Aircraft History

In about 1920, Juan de la Cierva began experimenting with what he called an 'Autogiro' flying machine combining a conventional aircraft fuselage and a free-wheeling rotor for short take-off and landing. The Autogiro is recognized as the forerunner of the modern helicopter although the principles of helicopter flight are very different using a powered rotor. After testing a series of machines in Spain, Cierva produced his C.6A in 1923 which combined the fuselage of an Avro 504K aircraft powered by a 110 horsepower Le Rhone rotary engine with a four-blade rotor of his own design. The promising performance of this machine prompted H.E Wimperis, the Director of Scientific Research at the British Air Ministry (who later wrote a report leading to the establishment of the CSIR Aeronautical Research Laboratory in Melbourne) to invite Cierva to test and develop the C.6A in Britain. Flight test results at Farnborough were promising and A.V. Roe & Co. Ltd (Avro) received an Air Ministry contract to produce two similar machines using Avro 504 fuselages.

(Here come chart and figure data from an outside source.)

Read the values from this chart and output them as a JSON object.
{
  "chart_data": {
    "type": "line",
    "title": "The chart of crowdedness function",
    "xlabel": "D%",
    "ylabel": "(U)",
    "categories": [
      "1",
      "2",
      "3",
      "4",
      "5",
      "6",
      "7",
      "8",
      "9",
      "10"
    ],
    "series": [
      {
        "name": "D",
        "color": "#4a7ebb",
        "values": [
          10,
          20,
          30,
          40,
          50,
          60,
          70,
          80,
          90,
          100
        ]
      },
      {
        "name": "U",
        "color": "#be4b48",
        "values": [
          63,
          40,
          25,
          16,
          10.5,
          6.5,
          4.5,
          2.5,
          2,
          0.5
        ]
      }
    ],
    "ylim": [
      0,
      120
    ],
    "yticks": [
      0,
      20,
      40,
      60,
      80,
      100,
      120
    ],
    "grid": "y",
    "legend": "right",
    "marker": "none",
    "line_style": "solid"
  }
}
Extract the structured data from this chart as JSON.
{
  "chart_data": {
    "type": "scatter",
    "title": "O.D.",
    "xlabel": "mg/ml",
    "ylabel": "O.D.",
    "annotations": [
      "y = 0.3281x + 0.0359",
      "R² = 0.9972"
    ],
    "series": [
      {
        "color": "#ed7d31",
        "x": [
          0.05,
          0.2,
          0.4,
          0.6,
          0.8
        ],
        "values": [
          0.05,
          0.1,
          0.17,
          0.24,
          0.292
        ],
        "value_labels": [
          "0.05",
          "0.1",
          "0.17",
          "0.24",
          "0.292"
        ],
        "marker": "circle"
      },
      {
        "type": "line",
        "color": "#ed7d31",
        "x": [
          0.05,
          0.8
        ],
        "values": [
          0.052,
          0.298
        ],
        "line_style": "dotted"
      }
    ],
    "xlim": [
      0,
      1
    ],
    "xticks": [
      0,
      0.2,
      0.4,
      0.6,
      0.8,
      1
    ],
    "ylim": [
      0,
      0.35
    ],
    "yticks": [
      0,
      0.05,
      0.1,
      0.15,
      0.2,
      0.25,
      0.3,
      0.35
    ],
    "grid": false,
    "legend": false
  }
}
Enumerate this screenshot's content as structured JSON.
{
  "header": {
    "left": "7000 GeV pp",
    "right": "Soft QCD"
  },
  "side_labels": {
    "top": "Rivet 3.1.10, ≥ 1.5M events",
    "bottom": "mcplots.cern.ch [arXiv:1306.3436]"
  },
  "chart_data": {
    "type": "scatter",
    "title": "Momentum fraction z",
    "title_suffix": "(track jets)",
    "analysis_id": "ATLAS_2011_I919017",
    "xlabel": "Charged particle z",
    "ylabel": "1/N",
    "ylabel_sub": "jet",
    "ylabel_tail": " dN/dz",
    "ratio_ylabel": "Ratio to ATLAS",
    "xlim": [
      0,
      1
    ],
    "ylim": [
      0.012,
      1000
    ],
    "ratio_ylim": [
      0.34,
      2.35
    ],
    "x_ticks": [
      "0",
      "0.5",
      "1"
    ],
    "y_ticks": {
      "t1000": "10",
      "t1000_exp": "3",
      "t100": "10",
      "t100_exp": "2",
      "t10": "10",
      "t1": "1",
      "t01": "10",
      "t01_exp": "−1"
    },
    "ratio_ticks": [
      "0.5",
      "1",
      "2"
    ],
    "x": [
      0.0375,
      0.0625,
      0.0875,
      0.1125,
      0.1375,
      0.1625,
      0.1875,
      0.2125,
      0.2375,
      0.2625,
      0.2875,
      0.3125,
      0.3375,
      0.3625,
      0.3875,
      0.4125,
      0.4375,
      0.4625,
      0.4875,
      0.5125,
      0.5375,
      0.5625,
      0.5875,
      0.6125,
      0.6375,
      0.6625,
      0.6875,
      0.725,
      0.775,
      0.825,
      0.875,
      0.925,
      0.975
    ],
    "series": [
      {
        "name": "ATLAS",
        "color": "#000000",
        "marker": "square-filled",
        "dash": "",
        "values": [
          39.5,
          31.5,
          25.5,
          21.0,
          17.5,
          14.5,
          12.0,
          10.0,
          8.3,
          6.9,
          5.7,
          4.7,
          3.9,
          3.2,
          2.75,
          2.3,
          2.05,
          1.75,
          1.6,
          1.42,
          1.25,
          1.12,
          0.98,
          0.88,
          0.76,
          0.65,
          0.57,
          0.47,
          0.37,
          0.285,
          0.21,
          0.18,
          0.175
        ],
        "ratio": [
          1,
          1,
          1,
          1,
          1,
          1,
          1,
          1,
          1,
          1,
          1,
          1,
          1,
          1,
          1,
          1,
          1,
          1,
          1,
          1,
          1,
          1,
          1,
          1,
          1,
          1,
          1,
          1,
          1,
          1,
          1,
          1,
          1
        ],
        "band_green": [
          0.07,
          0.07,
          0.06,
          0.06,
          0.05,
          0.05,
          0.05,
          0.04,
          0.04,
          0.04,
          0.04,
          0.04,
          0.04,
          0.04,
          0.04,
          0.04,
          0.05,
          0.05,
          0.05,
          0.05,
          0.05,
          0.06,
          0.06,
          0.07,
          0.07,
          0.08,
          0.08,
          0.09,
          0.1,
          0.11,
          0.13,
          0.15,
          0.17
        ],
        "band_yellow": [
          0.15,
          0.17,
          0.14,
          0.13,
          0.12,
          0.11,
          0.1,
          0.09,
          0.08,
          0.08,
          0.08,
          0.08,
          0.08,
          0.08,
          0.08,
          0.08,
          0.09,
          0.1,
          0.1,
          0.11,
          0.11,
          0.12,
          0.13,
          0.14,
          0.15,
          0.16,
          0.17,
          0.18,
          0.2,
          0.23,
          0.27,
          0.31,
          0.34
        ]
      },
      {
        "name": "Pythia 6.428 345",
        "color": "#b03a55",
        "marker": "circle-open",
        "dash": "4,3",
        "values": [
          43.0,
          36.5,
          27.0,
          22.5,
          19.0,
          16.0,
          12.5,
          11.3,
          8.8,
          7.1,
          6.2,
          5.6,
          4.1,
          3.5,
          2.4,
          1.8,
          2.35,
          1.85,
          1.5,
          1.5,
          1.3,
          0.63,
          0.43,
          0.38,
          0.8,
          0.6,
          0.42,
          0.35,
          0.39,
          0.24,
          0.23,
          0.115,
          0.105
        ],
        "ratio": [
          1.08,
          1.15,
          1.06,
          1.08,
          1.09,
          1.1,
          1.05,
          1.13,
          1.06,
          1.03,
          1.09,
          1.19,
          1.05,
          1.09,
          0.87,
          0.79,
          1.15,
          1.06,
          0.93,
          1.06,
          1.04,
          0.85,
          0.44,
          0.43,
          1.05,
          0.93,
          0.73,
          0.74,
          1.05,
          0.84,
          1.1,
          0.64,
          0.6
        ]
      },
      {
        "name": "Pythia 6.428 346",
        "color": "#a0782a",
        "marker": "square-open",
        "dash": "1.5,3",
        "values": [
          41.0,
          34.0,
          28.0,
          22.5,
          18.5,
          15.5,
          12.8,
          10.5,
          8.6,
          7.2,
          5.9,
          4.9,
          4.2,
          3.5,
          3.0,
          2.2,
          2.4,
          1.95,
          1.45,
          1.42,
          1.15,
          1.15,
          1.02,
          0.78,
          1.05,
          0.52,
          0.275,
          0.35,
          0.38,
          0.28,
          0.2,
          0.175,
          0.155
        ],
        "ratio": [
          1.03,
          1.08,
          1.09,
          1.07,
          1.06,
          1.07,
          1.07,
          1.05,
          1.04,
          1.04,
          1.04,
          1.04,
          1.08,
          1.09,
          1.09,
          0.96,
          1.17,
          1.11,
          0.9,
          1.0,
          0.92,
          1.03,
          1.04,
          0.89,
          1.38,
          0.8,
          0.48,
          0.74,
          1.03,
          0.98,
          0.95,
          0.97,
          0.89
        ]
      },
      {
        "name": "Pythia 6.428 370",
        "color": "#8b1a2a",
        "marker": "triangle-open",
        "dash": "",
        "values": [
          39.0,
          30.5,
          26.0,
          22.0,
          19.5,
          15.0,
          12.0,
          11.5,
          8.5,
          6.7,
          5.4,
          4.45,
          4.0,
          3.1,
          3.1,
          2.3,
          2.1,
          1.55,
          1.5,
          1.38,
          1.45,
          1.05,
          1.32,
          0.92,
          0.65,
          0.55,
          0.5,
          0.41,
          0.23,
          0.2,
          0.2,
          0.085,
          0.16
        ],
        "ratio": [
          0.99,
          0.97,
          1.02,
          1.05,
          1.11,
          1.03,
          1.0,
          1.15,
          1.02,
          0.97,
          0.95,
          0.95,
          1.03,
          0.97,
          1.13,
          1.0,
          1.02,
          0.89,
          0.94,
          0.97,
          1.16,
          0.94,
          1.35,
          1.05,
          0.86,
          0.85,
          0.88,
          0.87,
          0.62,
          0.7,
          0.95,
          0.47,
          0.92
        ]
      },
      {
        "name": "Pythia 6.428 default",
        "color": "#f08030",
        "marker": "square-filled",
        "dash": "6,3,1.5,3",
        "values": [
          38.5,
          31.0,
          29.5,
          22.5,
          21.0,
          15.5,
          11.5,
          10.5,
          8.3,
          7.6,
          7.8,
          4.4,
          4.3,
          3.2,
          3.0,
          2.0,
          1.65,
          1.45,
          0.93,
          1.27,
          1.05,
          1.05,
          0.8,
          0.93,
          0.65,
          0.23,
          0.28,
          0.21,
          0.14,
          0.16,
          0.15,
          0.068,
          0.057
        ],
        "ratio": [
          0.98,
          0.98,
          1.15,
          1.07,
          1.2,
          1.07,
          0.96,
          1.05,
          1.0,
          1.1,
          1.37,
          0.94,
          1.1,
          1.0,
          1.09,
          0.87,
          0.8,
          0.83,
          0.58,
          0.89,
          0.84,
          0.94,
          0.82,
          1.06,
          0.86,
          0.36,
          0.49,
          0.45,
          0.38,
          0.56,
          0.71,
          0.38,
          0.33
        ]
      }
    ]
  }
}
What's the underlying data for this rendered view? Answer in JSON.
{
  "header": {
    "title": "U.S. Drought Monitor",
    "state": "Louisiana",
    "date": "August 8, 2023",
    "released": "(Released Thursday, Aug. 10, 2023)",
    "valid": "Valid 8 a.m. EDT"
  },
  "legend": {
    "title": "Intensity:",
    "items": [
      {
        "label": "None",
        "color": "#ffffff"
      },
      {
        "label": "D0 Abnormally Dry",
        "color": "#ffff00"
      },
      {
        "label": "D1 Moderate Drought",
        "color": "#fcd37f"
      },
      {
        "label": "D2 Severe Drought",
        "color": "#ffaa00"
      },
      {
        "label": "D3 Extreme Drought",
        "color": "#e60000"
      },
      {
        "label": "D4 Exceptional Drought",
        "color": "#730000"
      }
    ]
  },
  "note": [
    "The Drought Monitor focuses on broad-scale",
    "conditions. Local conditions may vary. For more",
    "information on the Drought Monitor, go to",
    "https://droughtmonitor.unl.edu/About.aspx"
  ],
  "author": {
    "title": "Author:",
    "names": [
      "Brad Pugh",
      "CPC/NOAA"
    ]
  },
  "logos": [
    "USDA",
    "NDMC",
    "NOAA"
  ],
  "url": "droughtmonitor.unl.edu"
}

These two machines were built at Hamble as the C.6C (Avro 574) and C.6D (Avro 575) powered by 130 horsepower Clerget rotary engines. The C.6C first flew on 19 June 1926. Small stub wings fitted with ailerons were added to provide better control and take some of the flight load from the rotor blades. The C.6D was later modified as the C.8L and test flown by the noted Australian aviator Bert Hinkler in 1927. Cierva designed a series of increasingly capable Autogiros in the early 1930s which were put into small-scale production by several aircraft manufacturers. Following Cierva's death in an airliner accident in December 1936, the impetus for further development faded and the major manufacturers concentrated on conventional aeroplanes or helicopters.

Model History

This model of the Avro-built Cierva C.6C with stub wings was commissioned by the Museum. It was built by Mr Harold P. Wood at Benalla, Victoria and delivered to the Museum in 1933.